Share capital and authorisations

The number of shares was 125,596,092 and the share capital was EUR 1,000,000 on 1 January 2018. Caverion held 512,328 treasury shares on 1 January 2018.

After the execution of the Matching Share Plan 2018-2022 and the related share issues and transfers, the total number of registered shares in Caverion was 129,396,092 and Caverion held 3,264,451 treasury shares. More detailed information related thereto was published in stock exchange releases on 7 February 2018, 19 February 2018, 1 March 2018 and 8 March 2018.

On 15 June 2018 the Company announced that it had directed a share issue of 9,524,000 new shares in the Company to institutional investors. The total number of issued shares in the Company following the Share Issue is 138,920,092. Read more about the share issue here.

On 28 February 2019, Caverion conveyed 23,622 Caverion Corporation shares held by the company to a key person participating in the Restricted Share Plan. No new shares were issued in connection with the plan and therefore the plan had no diluting effect.

Furthermore, the Board of Directors of Caverion Corporation decided on a directed share issue without consideration for the payment of the first reward instalment from Caverion’s Matching Share Plan 2018–2022 on 14 May 2019. Prior to the directed share issue, Caverion held a total of 3,240,829 of its own shares, of which 2,947,289 own shares remain with the company after the directed share issue. Further information on this directed share issue without consideration has been presented below.
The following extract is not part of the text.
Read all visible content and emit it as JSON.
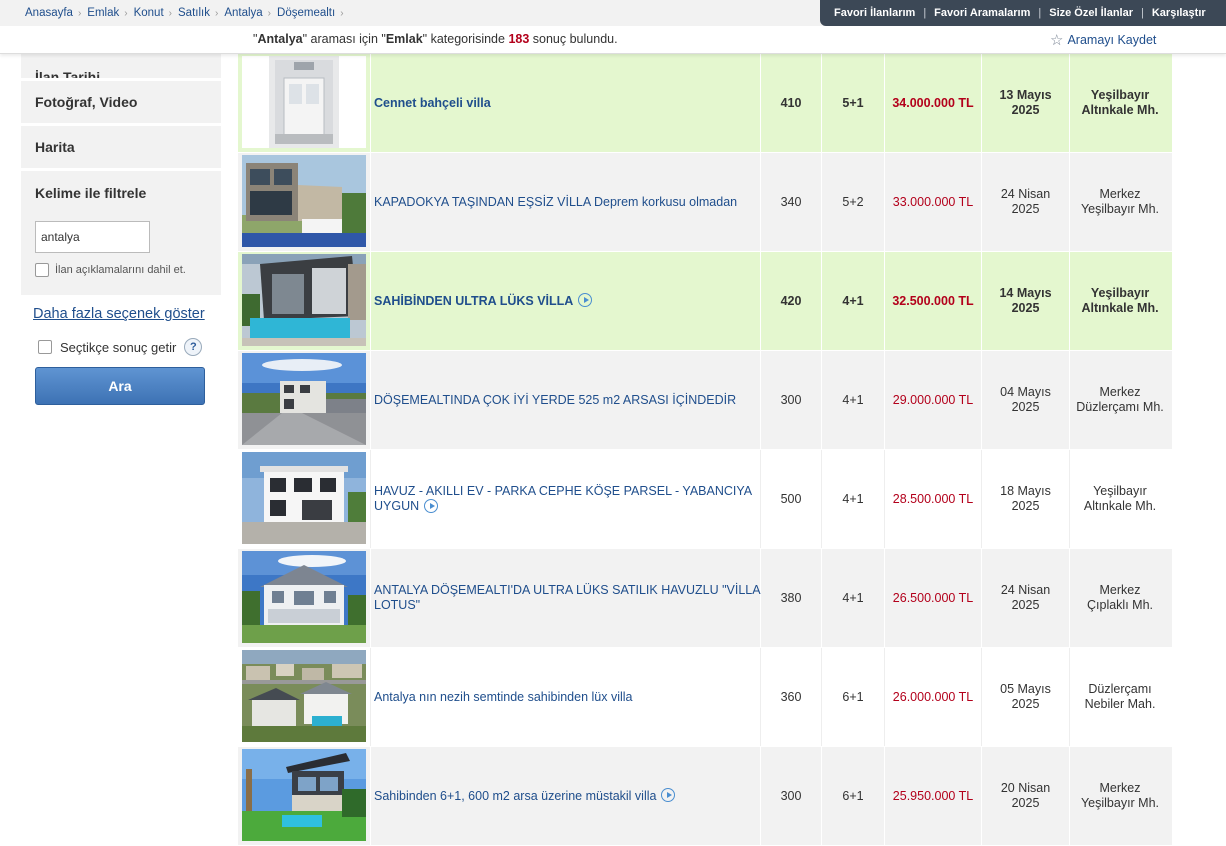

Authorising Caverion's Board of Directors to decide on share issues

The Annual General Meeting of Caverion Corporation, held on 25 March 2019, authorised the Board of Directors to decide on share issues in accordance with the proposal by the Board of Directors. The number of shares to be issued may not exceed 13,500,000 shares, which corresponds to approximately 9.7% of all the shares in the Company. The Board of Directors decides on all the conditions of the issuance of shares. The authorisation concerns both the issuance of new shares as well as the transfer of treasury shares. The issuance of shares may be carried out in deviation from the shareholders’ pre-emptive rights (directed issue). The authorisation can be used e.g. in order to strengthen the Company's capital structure, to broaden the Company's ownership, to be used as payment in corporate acquisitions or when the Company acquires assets relating to its business and as part of the Company's incentive programmes.

The authorisation cancels the authorisation given by the General Meeting on 26 March 2018 to decide on the issuance of shares. The authorisation is valid until 31 March 2020.

In the directed share issue without consideration, 293,540 Caverion Corporation shares held by the company were on 14 May 2019 been conveyed to key employees included in the Matching Share Plan 2018–2022. The conveyance of shares through the directed share issue without consideration was based on the authorisation granted to the Board of Directors by the Annual General Meeting of Shareholders held on 25 March 2019. The shares were delivered as a reward from the matching period 1 March 2018 – 28 February 2019. The launch of the plan and its main terms and conditions were published in a stock exchange release on 7 February 2018. 


Authorising Caverion's Board of Directors to decide on the repurchase and/or on the acceptance as pledge of own shares of the company


The Annual General Meeting of Caverion Corporation, held on 25 March 2019, authorised the Board of Directors to decide on the repurchase and/or on the acceptance as pledge of the Company’s own shares in accordance with the proposal by the Board of Directors. The number of own shares to be repurchased and/or on the acceptance as pledge shall not exceed 13,500,000 shares, which corresponds to approximately 9.7% of all the shares in the Company. The Company may use only unrestricted equity to repurchase own shares on the basis of the authorisation. Purchase of own shares may be made at a price formed in public trading on the date of the repurchase or otherwise at a price formed on the market. The Board of Directors resolves the manner in which own shares be repurchased. Repurchase of own shares may be made using, inter alia, derivatives. Repurchase of own shares may be made otherwise than in proportion to the share ownership of the shareholders (directed repurchase).

The authorisation cancels the authorisation given by the General Meeting on 26 March 2018 to decide on the repurchase and/or on the acceptance as pledge of the Company’s own shares. The authorisation is effective until 25 September 2020. The Board of Directors has not used the authorisation during 2019.

As part of the implementation of the Matching Share Plan, the company has accepted as a pledge the shares acquired by those key employees who took a loan from the company. As a result, Caverion had 709,090 Caverion Corporation shares as a pledge at the end of the reporting period on 30 September 2019.